Num país de ceguinhos o que é que queriam?Basta ter uns tudólogos bem pagos a cagar umas postas de pescada e quando necessário "afinarem" todos pelo diapasão a soldo dos governos e está tudo feito. A fé dos homens é imensa como demonstram os pastorinhos, mesmo sem milagres...

Anónimo disse...

2:11 PM Aqui o idiota retira o que disse...Não se quer ver associado a agendas politicas.

Nuno Adão disse...

Caro Dragão,
em todos os tempos, os filósofos foram incómodos. Logo, o que espera.
O auto-exame, a consciência de, são um perigo para quem não pensa, para quem o saber é coisa de muito trabalho, enfim, para quem manda, e não gosta de ver outros mais capazes do que eles a proferir sentenças dignas desse nome!...

Cumprimentos Dragão

timshel disse...

"As autoridades que o oponente não consegue entender são as que causam maior efeito."

eu sublinharia esta

tem dois sentidos

um bom e um mau

Anónimo disse...

Vivemos a era do "pensamento" prêt á porter.Tanto mais na moda se importado e com etiqueta modernaça.

Anónimo disse...

"Aqueles que me encanitam mais, são os sectários tipo Vital e Pacheco"

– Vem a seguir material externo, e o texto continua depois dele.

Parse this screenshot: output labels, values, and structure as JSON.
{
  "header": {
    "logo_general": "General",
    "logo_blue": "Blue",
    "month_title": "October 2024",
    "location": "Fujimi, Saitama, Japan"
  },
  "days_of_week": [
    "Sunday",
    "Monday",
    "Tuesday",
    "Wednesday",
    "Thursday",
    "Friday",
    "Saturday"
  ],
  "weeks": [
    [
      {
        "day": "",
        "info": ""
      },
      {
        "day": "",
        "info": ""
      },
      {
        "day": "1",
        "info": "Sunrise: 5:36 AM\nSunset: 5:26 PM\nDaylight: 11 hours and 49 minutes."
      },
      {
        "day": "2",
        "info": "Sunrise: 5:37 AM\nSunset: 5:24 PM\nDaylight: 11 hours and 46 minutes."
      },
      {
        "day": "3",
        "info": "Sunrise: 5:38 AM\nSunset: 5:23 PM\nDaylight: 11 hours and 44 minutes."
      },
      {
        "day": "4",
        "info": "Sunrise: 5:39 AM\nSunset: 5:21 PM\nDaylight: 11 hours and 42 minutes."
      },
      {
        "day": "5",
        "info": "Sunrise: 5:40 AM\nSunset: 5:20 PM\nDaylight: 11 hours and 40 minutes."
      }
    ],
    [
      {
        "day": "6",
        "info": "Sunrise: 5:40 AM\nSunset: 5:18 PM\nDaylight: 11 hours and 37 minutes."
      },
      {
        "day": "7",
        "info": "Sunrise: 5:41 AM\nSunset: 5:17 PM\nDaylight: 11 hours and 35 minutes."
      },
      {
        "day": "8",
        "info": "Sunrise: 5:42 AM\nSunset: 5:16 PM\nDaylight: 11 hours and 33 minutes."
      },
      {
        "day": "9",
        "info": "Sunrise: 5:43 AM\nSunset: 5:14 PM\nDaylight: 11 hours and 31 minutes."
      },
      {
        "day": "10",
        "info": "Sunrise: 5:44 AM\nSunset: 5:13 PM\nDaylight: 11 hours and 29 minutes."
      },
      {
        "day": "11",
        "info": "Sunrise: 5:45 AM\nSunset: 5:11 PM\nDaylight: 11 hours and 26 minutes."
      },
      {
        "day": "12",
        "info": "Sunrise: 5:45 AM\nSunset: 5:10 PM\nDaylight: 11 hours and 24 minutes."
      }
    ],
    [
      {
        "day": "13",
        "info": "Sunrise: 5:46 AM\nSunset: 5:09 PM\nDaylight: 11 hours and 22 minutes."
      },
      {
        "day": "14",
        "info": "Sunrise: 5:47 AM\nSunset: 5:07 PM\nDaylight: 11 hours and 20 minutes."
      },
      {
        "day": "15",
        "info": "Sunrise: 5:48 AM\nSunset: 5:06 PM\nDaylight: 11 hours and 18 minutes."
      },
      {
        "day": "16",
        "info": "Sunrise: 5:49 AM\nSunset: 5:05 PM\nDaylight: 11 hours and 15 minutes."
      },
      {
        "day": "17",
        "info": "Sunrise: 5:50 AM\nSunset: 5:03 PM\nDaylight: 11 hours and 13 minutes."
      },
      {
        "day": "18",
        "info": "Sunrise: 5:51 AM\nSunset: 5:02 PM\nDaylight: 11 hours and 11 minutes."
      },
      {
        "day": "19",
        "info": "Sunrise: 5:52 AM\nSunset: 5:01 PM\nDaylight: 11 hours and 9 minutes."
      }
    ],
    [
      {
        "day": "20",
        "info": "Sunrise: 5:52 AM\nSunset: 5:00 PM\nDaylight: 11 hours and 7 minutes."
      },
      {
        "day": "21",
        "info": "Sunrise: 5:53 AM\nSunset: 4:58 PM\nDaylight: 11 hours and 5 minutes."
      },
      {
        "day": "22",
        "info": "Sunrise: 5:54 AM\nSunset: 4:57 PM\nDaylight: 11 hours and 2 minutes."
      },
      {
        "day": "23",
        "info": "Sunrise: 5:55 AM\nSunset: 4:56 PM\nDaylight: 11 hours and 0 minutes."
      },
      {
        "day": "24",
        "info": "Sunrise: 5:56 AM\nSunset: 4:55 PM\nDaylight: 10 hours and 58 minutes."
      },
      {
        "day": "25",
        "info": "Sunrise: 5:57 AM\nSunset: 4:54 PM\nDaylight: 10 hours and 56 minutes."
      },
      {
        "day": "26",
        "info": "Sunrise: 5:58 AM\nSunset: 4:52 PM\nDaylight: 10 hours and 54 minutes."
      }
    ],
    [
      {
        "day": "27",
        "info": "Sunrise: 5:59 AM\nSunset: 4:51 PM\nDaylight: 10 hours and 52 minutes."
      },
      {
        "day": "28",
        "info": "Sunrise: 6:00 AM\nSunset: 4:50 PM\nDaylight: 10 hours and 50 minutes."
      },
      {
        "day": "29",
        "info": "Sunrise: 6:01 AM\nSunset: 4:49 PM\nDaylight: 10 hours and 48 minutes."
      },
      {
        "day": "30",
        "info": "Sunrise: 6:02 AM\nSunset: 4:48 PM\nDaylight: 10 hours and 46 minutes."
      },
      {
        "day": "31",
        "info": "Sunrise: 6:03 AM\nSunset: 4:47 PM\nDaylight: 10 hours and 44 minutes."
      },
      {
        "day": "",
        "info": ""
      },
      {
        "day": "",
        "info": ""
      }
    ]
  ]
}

ahaha, olha quem fala, o anti-sócrates por excelência.

Anónimo disse...

A fotografia é da inauguração da nova igreja de Fátima, não é dragão?

Anónimo disse...

Os parabéns por mais uma "obra" verdadeiramente dragoniana.

Ao umquarentão: O ardil é parte integrante do funcionamento humano. É também responsável pela predominância sobre os restantes animais e até pela sobrevivência humana.
Uma sociedade baseada só no instinto não tem futuro.
O problema é que alguém visivelmente mais fraco, ameaçado de extinção e cheio de rancor se lembrou de inverter os valores e passou a ser (auto) "eleito" usando o ardil até ás últimas consequências, para poder sobreviver a qualquer preço no meio do homem.
E assim caminhamos para a catástrofe, o combate maior deixou de ser contra os "outros" mas passou a ser entre nós próprios alimentado por instintos e egocentrismos.

Antes o porco, o feio, o mestiço e o cobarde eram desprezíveis, agora são herois. São o povo de "deus".